USPSTF recommends population-wide HIV screening
The US Preventive Services Task Force has recommended that all adolescents and adults aged 15 to 65 years be screened for HIV infection.
The new guidelines broaden the scope of the 2005 guidelines to include even those who are not at high risk. The USPSTF also recommends that younger adolescents and older adults who are at increased risk for HIV be screened, according to the report published in Annals of Internal Medicine.
The recommendations are based partially on recent data that indicate early initiation of ART was associated with improved clinical outcomes and reduced AIDS-related morbidity and mortality. Other considerations were data that support the cost-effectiveness of HIV screening and the high sensitivity and specificity of standard and rapid HIV tests.
In 2006, the CDC recommended routine voluntary HIV screening in those aged 16 to 64 years, with an opt-out option, and several professional medical associations have made similar recommendations.
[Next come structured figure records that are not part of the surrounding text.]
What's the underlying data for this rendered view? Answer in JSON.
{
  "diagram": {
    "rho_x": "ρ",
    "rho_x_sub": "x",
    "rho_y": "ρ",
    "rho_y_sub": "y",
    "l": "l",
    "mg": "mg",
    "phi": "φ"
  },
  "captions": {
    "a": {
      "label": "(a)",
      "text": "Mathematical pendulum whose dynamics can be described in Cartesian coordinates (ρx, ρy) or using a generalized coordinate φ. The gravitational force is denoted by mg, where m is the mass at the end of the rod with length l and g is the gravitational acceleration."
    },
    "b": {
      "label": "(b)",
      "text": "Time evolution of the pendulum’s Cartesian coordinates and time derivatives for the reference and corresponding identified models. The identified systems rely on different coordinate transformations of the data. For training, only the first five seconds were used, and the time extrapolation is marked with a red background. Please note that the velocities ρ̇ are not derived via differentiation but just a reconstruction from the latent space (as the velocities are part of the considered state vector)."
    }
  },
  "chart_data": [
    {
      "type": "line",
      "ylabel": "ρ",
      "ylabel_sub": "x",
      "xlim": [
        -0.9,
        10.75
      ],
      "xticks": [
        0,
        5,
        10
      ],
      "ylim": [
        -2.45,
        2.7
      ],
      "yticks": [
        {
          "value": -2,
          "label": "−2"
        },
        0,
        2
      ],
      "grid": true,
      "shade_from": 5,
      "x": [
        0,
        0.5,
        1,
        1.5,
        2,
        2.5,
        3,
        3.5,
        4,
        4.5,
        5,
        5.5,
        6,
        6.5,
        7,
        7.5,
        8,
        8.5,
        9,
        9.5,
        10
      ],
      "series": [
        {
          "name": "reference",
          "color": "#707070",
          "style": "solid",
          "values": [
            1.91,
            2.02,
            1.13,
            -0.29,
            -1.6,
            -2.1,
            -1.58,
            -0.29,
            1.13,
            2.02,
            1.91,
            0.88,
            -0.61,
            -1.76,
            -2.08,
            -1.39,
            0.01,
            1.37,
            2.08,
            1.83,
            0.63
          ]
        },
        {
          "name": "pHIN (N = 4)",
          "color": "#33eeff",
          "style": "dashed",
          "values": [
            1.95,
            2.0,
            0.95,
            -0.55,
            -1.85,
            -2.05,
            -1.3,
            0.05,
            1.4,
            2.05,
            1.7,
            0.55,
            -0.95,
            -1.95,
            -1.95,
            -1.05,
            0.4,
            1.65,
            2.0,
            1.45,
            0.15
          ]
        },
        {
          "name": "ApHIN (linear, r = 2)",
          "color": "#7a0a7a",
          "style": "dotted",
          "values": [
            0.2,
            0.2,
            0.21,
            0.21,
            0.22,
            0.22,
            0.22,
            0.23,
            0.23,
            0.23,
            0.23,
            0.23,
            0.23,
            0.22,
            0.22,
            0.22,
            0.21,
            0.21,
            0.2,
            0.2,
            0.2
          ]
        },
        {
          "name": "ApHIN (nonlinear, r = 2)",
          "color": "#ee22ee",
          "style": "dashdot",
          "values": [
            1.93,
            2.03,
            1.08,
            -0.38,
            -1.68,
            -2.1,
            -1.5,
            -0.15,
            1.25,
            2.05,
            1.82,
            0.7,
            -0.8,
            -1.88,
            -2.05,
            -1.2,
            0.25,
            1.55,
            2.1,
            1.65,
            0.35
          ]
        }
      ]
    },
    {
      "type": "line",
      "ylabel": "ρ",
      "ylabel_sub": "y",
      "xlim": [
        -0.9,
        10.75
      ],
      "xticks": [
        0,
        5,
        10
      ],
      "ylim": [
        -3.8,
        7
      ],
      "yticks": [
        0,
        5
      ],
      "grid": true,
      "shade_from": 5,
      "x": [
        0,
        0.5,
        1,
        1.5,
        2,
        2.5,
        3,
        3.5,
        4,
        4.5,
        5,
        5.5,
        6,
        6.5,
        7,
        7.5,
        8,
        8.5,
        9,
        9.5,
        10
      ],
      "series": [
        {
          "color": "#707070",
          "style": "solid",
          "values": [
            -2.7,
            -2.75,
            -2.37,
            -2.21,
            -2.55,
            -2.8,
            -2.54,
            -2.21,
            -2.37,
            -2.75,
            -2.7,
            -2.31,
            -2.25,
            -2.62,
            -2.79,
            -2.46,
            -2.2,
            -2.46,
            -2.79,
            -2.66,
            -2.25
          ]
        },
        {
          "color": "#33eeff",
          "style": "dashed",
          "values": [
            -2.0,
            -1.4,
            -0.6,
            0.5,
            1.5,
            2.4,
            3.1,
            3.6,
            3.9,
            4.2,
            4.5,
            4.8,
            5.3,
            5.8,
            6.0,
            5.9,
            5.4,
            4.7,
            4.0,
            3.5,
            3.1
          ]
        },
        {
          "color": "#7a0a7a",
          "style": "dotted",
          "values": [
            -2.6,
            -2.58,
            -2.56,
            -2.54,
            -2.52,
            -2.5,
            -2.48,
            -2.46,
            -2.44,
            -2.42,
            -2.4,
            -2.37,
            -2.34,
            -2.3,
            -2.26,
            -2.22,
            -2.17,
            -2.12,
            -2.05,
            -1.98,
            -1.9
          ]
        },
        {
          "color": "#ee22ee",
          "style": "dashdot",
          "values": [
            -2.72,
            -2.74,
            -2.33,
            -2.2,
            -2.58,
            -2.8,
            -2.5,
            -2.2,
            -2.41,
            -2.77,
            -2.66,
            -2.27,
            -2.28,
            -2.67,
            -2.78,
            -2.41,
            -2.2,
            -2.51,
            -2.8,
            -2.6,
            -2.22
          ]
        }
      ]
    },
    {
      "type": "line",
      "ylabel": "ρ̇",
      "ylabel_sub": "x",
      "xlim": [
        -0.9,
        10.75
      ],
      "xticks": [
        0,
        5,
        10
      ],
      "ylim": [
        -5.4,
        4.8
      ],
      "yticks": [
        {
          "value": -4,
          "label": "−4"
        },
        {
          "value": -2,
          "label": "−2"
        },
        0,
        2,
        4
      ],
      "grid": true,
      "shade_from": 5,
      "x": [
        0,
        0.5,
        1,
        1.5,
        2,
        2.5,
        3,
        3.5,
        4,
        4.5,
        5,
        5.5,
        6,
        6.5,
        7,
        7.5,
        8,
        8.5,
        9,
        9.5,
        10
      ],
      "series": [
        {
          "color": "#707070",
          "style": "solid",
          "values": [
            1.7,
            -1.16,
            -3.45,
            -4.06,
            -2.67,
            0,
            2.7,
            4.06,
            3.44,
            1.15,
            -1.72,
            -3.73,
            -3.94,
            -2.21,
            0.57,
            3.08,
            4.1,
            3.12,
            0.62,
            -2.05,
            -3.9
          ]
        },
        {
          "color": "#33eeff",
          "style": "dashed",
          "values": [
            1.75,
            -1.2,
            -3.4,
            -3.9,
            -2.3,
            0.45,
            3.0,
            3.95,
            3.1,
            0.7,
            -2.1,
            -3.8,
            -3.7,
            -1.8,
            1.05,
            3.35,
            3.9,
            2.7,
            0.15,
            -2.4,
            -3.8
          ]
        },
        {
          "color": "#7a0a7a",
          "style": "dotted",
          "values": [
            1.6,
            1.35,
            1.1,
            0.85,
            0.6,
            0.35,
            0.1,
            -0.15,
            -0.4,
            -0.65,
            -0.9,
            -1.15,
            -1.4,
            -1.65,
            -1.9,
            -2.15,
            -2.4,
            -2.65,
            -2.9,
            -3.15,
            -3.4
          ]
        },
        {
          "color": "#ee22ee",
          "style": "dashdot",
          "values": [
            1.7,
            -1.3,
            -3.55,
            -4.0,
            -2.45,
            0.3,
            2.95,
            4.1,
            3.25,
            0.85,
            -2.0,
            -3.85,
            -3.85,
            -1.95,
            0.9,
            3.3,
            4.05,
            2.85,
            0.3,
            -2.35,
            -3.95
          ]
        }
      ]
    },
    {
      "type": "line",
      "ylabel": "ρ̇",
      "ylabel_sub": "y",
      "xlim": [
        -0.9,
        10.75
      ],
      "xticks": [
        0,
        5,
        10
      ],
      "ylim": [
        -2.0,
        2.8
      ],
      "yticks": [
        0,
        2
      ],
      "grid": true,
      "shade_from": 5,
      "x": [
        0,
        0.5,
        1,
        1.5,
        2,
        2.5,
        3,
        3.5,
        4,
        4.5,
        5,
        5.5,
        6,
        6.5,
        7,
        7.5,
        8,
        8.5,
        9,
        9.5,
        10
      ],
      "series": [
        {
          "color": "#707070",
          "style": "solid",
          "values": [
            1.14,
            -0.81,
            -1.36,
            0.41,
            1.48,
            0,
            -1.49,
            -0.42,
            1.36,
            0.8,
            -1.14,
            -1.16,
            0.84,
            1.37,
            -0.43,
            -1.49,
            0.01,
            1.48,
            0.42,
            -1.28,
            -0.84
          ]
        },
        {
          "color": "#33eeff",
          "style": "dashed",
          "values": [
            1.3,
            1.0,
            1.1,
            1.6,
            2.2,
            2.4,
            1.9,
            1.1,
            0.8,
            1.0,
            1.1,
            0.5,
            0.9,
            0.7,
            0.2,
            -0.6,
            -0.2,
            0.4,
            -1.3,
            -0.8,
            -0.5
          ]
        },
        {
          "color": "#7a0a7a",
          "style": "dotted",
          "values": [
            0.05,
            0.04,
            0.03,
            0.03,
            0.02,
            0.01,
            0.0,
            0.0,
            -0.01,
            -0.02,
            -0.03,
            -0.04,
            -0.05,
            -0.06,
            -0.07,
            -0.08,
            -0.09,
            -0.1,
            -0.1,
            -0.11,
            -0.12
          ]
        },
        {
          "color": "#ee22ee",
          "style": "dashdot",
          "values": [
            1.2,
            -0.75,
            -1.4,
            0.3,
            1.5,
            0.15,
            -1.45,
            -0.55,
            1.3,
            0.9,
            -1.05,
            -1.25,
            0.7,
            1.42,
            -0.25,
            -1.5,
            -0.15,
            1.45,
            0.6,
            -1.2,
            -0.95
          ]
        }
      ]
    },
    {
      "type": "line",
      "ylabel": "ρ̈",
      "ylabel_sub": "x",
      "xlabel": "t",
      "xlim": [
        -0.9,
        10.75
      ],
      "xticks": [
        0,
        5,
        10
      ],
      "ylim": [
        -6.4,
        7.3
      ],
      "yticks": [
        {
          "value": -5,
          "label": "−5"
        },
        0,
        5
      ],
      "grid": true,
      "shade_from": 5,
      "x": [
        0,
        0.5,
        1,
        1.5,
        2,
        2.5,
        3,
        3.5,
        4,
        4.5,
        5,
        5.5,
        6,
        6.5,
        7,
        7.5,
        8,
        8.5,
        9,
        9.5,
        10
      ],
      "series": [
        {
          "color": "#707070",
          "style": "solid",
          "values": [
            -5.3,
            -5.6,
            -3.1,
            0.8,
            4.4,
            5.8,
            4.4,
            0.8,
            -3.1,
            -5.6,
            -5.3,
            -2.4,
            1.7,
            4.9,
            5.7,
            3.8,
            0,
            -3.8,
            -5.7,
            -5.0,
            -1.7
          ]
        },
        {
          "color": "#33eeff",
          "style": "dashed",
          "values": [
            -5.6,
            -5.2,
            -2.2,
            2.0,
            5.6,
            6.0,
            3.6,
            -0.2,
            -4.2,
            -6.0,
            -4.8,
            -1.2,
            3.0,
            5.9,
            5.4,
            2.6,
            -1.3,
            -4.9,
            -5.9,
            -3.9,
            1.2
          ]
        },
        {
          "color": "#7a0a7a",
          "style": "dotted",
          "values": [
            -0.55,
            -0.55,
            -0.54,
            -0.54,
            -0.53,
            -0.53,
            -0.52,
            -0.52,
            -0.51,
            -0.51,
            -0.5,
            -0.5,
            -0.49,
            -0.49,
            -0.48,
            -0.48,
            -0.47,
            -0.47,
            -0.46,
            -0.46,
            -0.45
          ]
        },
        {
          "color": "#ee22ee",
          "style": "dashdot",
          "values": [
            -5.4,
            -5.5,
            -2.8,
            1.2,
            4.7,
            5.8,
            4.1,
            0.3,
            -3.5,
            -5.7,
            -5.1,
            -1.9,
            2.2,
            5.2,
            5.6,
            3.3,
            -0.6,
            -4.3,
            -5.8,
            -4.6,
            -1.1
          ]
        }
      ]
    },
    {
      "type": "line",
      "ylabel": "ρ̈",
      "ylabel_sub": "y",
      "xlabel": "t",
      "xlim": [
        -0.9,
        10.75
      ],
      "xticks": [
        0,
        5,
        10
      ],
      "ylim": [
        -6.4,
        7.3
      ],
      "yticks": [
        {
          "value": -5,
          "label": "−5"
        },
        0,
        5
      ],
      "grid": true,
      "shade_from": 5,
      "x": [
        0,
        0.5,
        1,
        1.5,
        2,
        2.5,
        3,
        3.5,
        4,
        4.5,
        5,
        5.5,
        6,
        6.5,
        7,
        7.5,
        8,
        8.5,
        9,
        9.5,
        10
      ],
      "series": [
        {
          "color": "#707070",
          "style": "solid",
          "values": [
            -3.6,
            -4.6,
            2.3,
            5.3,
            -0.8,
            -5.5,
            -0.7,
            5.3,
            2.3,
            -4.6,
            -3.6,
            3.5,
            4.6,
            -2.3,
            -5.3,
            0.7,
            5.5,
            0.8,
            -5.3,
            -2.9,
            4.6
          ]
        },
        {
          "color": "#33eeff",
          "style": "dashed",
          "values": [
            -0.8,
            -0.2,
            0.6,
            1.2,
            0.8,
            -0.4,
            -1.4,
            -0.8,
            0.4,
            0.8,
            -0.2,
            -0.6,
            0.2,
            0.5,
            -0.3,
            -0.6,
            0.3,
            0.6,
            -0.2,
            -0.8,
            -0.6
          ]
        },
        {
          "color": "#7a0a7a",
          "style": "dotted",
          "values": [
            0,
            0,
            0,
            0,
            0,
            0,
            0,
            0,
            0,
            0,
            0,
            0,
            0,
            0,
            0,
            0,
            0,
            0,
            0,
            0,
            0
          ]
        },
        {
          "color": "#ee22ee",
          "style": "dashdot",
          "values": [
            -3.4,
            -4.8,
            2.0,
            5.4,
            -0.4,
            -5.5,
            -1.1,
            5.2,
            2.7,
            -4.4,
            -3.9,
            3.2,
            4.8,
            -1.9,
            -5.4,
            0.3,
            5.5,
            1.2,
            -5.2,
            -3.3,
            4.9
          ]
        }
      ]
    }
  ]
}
In an accompanying editorial, Paul A. Volberding, MD, Chief Medical Editor of Infectious Disease News, and Moupali Das, MD, of the University of California, San Francisco, said diagnosis of HIV is critical to ending the AIDS epidemic, which is possible only if there is effective screening. They also said new research since the 2005 USPSTF guidelines have highlighted that approximately 20% of people with HIV in the United States are unaware of their infection, and “hesitation in screening diminishes with the acceptance of HIV infection as a chronic disease that can be controlled by increasingly potent, convenient and safe drugs.”
“With an increasing consensus on population-wide screening, a growing belief in universal treatment and the goal of near universal access to medical care under the Affordable Care Act, we may ultimately awaken from the nightmare of the HIV/AIDS epidemic,” they wrote.